À la suite d'un voyage de quatre heures, d'une entente entre le conducteur du véhicule, sans lien avec la famille de Laura, avec un policier pour éviter un « ticket  » (en échange d'une promesse de quelques caisses de bières difficiles à trouver, hé... la corruption!), mi corazon et moi sommes finalement arrivés dans le village. Après avoir tourné en rond quelques minutes pour trouver l'hôtel, le temps était venu de mettre les maillots de bain et de se diriger vers la plage.

Le surf est une activité populaire
à Sayulita.
Si la première impression est toujours la bonne, Sayulita est une exception qui confirme la règle. À première vue, El Grigo n'était pas très impressionné. Sable, petits coquillages, roches, rien d'extraordinaire. Après avoir exploré les environs, j'ai découvert un endroit de bouldering, la possibilité de louer un surf pour 100 pesos par jour, ou un kayak de mer. D'une plage comme les autres, c'est devenu un endroit agréable pour s'échapper un week-end durant.

L'une des falaises pour
 le bouldering
J'ai passé l'après-midi à jouer pieds nus sur les rochers. Les vagues avançaient doucement et craient un matelas parfait pour accueillir les chutes des différentes tentatives d'ascensions et de traverses. Ainsi, finalement, j'ai passé quelques heures à m'amuser pour terminer sur ma serviette auprès de mi corazon tout en prenant quelques bières froides.

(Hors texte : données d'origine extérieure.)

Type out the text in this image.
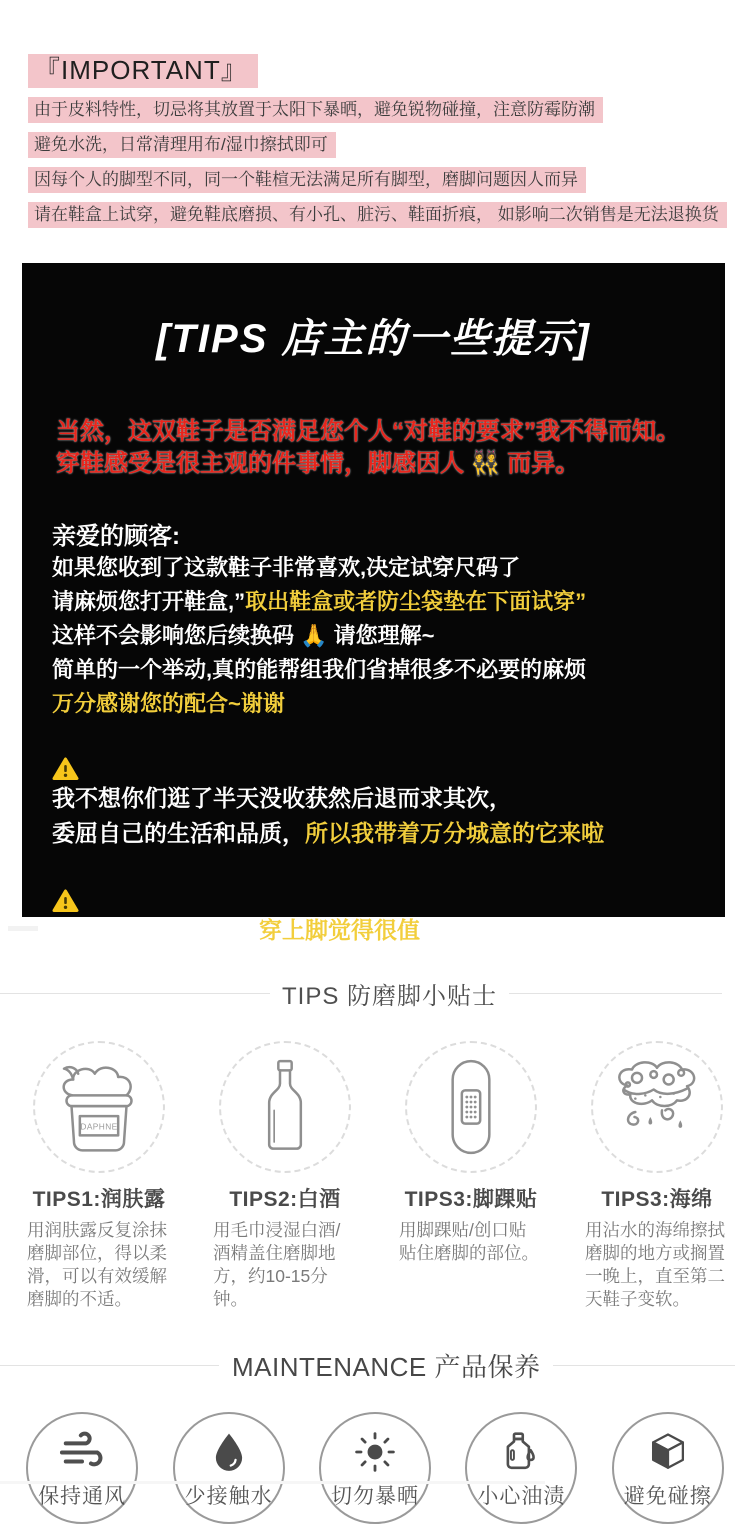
『IMPORTANT』
由于皮料特性，切忌将其放置于太阳下暴晒，避免锐物碰撞，注意防霉防潮
避免水洗，日常清理用布/湿巾擦拭即可
因每个人的脚型不同，同一个鞋楦无法满足所有脚型，磨脚问题因人而异
请在鞋盒上试穿，避免鞋底磨损、有小孔、脏污、鞋面折痕， 如影响二次销售是无法退换货
[TIPS 店主的一些提示]

当然，这双鞋子是否满足您个人“对鞋的要求”我不得而知。
穿鞋感受是很主观的件事情，脚感因人 👯 而异。

亲爱的顾客:

如果您收到了这款鞋子非常喜欢,决定试穿尺码了

请麻烦您打开鞋盒,”取出鞋盒或者防尘袋垫在下面试穿”

这样不会影响您后续换码 🙏 请您理解~

简单的一个举动,真的能帮组我们省掉很多不必要的麻烦

万分感谢您的配合~谢谢

我不想你们逛了半天没收获然后退而求其次，
委屈自己的生活和品质，所以我带着万分城意的它来啦

让你买到这双鞋子，穿上脚觉得很值，这就是我的使命，

TIPS 防磨脚小贴士
DAPHNE
TIPS1:润肤露
用润肤露反复涂抹磨脚部位，得以柔滑，可以有效缓解磨脚的不适。
TIPS2:白酒
用毛巾浸湿白酒/酒精盖住磨脚地方，约10-15分钟。
TIPS3:脚踝贴
用脚踝贴/创口贴贴住磨脚的部位。
TIPS3:海绵
用沾水的海绵擦拭磨脚的地方或搁置一晚上，直至第二天鞋子变软。
MAINTENANCE 产品保养
保持通风	少接触水	切勿暴晒	小心油渍	避免碰擦
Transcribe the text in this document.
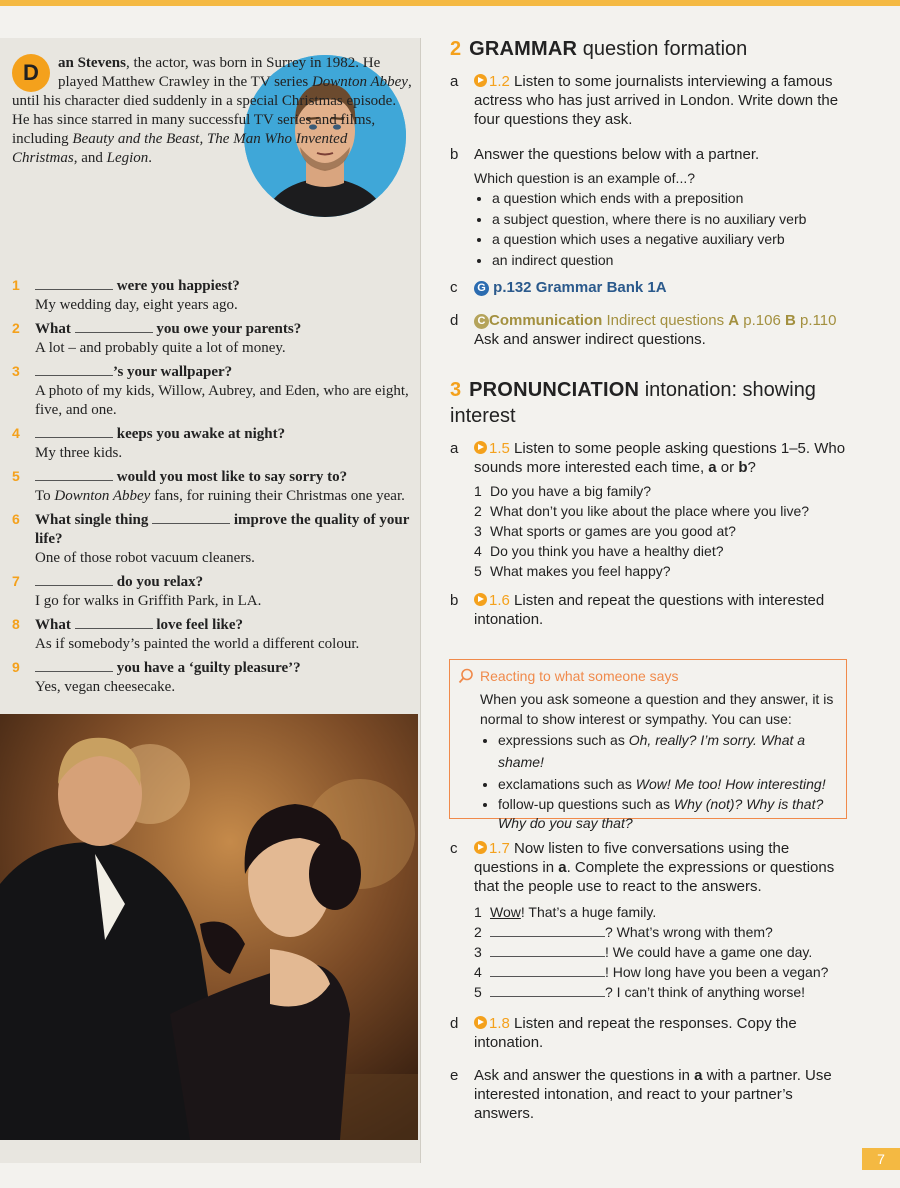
D	an Stevens, the actor, was born in Surrey in 1982. He played Matthew Crawley in the TV series Downton Abbey, until his character died suddenly in a special Christmas episode. He has since starred in many successful TV series and films, including Beauty and the Beast, The Man Who Invented Christmas, and Legion.
1	were you happiest?
My wedding day, eight years ago.
2 What	you owe your parents?
A lot – and probably quite a lot of money.
3	’s your wallpaper?
A photo of my kids, Willow, Aubrey, and Eden, who are eight, five, and one.
4	keeps you awake at night?
My three kids.
5	would you most like to say sorry to?
To Downton Abbey fans, for ruining their Christmas one year.
6 What single thing	improve the quality of your life?
One of those robot vacuum cleaners.
7	do you relax?
I go for walks in Griffith Park, in LA.
8 What	love feel like?
As if somebody’s painted the world a different colour.
9	you have a ‘guilty pleasure’?
Yes, vegan cheesecake.
2 GRAMMAR question formation
a 1.2 Listen to some journalists interviewing a famous actress who has just arrived in London. Write down the four questions they ask.
b Answer the questions below with a partner.
Which question is an example of...?
• a question which ends with a preposition
• a subject question, where there is no auxiliary verb
• a question which uses a negative auxiliary verb
• an indirect question
c G p.132 Grammar Bank 1A
d C Communication Indirect questions A p.106 B p.110 Ask and answer indirect questions.
3 PRONUNCIATION intonation: showing interest
a 1.5 Listen to some people asking questions 1–5. Who sounds more interested each time, a or b?
1 Do you have a big family?
2 What don’t you like about the place where you live?
3 What sports or games are you good at?
4 Do you think you have a healthy diet?
5 What makes you feel happy?
b 1.6 Listen and repeat the questions with interested intonation.
Reacting to what someone says
When you ask someone a question and they answer, it is normal to show interest or sympathy. You can use:
• expressions such as Oh, really? I’m sorry. What a shame!
• exclamations such as Wow! Me too! How interesting!
• follow-up questions such as Why (not)? Why is that? Why do you say that?
c 1.7 Now listen to five conversations using the questions in a. Complete the expressions or questions that the people use to react to the answers.
1 Wow! That’s a huge family.
2	? What’s wrong with them?
3	! We could have a game one day.
4	! How long have you been a vegan?
5	? I can’t think of anything worse!
d 1.8 Listen and repeat the responses. Copy the intonation.
e Ask and answer the questions in a with a partner. Use interested intonation, and react to your partner’s answers.
7
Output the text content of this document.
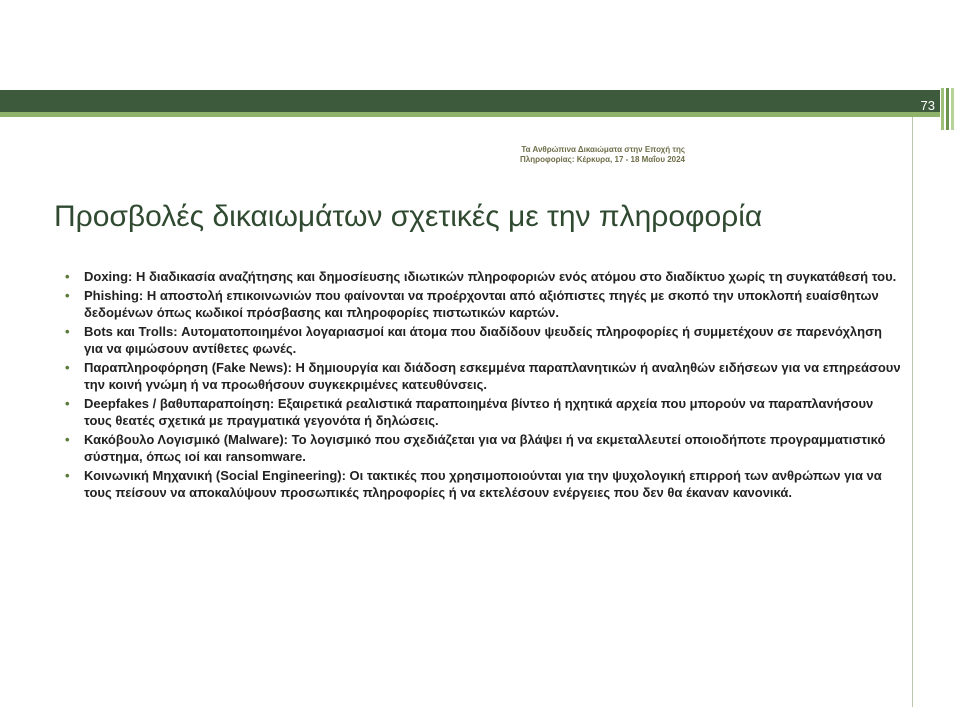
73
Τα Ανθρώπινα Δικαιώματα στην Εποχή της Πληροφορίας: Κέρκυρα, 17 - 18 Μαΐου 2024
Προσβολές δικαιωμάτων σχετικές με την πληροφορία
• Doxing: Η διαδικασία αναζήτησης και δημοσίευσης ιδιωτικών πληροφοριών ενός ατόμου στο διαδίκτυο χωρίς τη συγκατάθεσή του.
• Phishing: Η αποστολή επικοινωνιών που φαίνονται να προέρχονται από αξιόπιστες πηγές με σκοπό την υποκλοπή ευαίσθητων δεδομένων όπως κωδικοί πρόσβασης και πληροφορίες πιστωτικών καρτών.
• Bots και Trolls: Αυτοματοποιημένοι λογαριασμοί και άτομα που διαδίδουν ψευδείς πληροφορίες ή συμμετέχουν σε παρενόχληση για να φιμώσουν αντίθετες φωνές.
• Παραπληροφόρηση (Fake News): Η δημιουργία και διάδοση εσκεμμένα παραπλανητικών ή αναληθών ειδήσεων για να επηρεάσουν την κοινή γνώμη ή να προωθήσουν συγκεκριμένες κατευθύνσεις.
• Deepfakes / βαθυπαραποίηση: Εξαιρετικά ρεαλιστικά παραποιημένα βίντεο ή ηχητικά αρχεία που μπορούν να παραπλανήσουν τους θεατές σχετικά με πραγματικά γεγονότα ή δηλώσεις.
• Κακόβουλο Λογισμικό (Malware): Το λογισμικό που σχεδιάζεται για να βλάψει ή να εκμεταλλευτεί οποιοδήποτε προγραμματιστικό σύστημα, όπως ιοί και ransomware.
• Κοινωνική Μηχανική (Social Engineering): Οι τακτικές που χρησιμοποιούνται για την ψυχολογική επιρροή των ανθρώπων για να τους πείσουν να αποκαλύψουν προσωπικές πληροφορίες ή να εκτελέσουν ενέργειες που δεν θα έκαναν κανονικά.
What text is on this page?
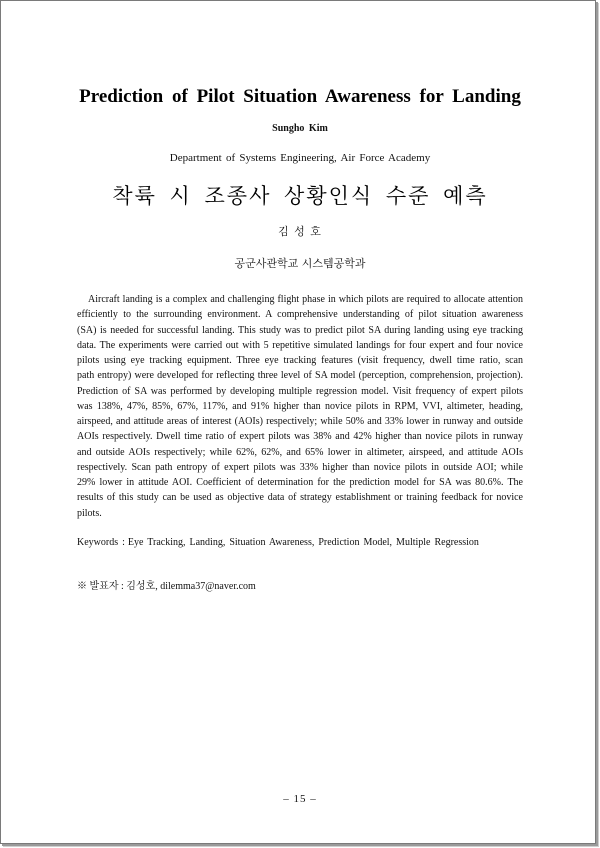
Prediction of Pilot Situation Awareness for Landing
Sungho Kim
Department of Systems Engineering, Air Force Academy
착륙 시 조종사 상황인식 수준 예측
김 성 호
공군사관학교 시스템공학과
Aircraft landing is a complex and challenging flight phase in which pilots are required to allocate attention
efficiently to the surrounding environment. A comprehensive understanding of pilot situation awareness
(SA) is needed for successful landing. This study was to predict pilot SA during landing using eye tracking
data. The experiments were carried out with 5 repetitive simulated landings for four expert and four novice
pilots using eye tracking equipment. Three eye tracking features (visit frequency, dwell time ratio, scan
path entropy) were developed for reflecting three level of SA model (perception, comprehension, projection).
Prediction of SA was performed by developing multiple regression model. Visit frequency of expert pilots
was 138%, 47%, 85%, 67%, 117%, and 91% higher than novice pilots in RPM, VVI, altimeter, heading,
airspeed, and attitude areas of interest (AOIs) respectively; while 50% and 33% lower in runway and outside
AOIs respectively. Dwell time ratio of expert pilots was 38% and 42% higher than novice pilots in runway
and outside AOIs respectively; while 62%, 62%, and 65% lower in altimeter, airspeed, and attitude AOIs
respectively. Scan path entropy of expert pilots was 33% higher than novice pilots in outside AOI; while
29% lower in attitude AOI. Coefficient of determination for the prediction model for SA was 80.6%. The
results of this study can be used as objective data of strategy establishment or training feedback for novice
pilots.
Keywords : Eye Tracking, Landing, Situation Awareness, Prediction Model, Multiple Regression
※ 발표자 : 김성호, dilemma37@naver.com
– 15 –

L'après-midi se terminait, la tente était montée et le soleil se couchait tout en  colorant le ciel de couleurs flamboyantes. Pour mon compte, j'étais comblé. Au réveil, un café bien noir était bienvenue. Le retour à la plage avec le père de La Florita rockera et sa copine en compagnie de la famille élargie des nouveaux mariés. Avec un hamac en prime... El Gringo est revenu très heureux.
 
Un coucher de soleil à Sayulita
L'état de la ville elle-même laisse cependant à désirer. Des glissements de terrains, des bâtiments en ruine, une présence touristique accrue transforment légèrement la plaza, mais c'est tout de même une baie où il y a davantage qu'une simple plage.